Monday, February 20, 2012

LFW Fall '12: Burberry Prorsum



For Christopher Bailey, the title of his latest Burberry show, Town and Field, signified two worlds whose codes didn't match. And he wanted to try and make them. It was a kind of metaphor for Bailey's big challenge of the moment—merging Burberry's physical and digital aspects—which sounds like a much more daunting task than sticking herringbone bellows pockets on a tweed pencil skirt, one of the ways field met town in today's show. Another striking match was the brown corduroy jacket belted over a burgundy lace skirt with a substantial peplum.

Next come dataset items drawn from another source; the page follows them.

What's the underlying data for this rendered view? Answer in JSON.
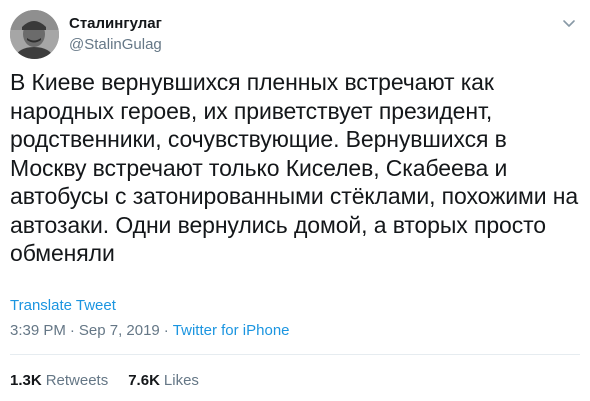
{
  "author": {
    "name": "Сталингулаг",
    "handle": "@StalinGulag"
  },
  "tweet": {
    "text": "В Киеве вернувшихся пленных встречают как\nнародных героев, их приветствует президент,\nродственники, сочувствующие. Вернувшихся в\nМоскву встречают только Киселев, Скабеева и\nавтобусы с затонированными стёклами, похожими на\nавтозаки. Одни вернулись домой, а вторых просто\nобменяли",
    "translate_label": "Translate Tweet",
    "time": "3:39 PM",
    "separator": "·",
    "date": "Sep 7, 2019",
    "source": "Twitter for iPhone"
  },
  "stats": {
    "retweets_count": "1.3K",
    "retweets_label": "Retweets",
    "likes_count": "7.6K",
    "likes_label": "Likes"
  },
  "colors": {
    "text": "#14171a",
    "secondary": "#657786",
    "link": "#1b95e0",
    "divider": "#e6ecf0"
  },
  "icons": {
    "menu": "chevron-down-icon"
  }
}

The peplum and nipped waist were vintage details Bailey carried over from pre-fall, with its echoes of the thirties and forties, but where that collection tended more to the austerity of the war years, this one had a little more flounce. Another key piece was a pencil skirt with a big diagonal ruffle. It had some shimmy to counterbalance the peplum's occasional clunk. And it said "town" whatever piece of cropped outerwear it was paired with. So did floral-print faille and the tiers of fringes on Jourdan Dunn's cocktail dress. "Field" was represented by a herringbone jacket lined in shearling, a waxed cotton parka, and country critters like sparrows, owls, and doggies naïvely embroidered on shirts, and printed or appliquéd on oversize striped tees. A capacious bottle green cardigan was comfy enough for country life, but its stylish swing back gave it some urban smarts.

Such an item suggested that, Bailey's reservations aside, the division between city and country was really somewhat artificial in a collection that wove a story out of Burberry's outerwear expertise and Bailey's ongoing fascination with casually gilded youth. There's something almost melancholy about such an idea. Gilded youth will inevitably tarnish. Maybe that's why rain is a recurrent motif in Burberry-world. Today's show climaxed with an artful thundershower beating down on the transparent tent, while faux rain fell inside on the brolly-bearing models. Then again, perhaps the rain was just another metaphor, this time for all the money showering down on Burberry.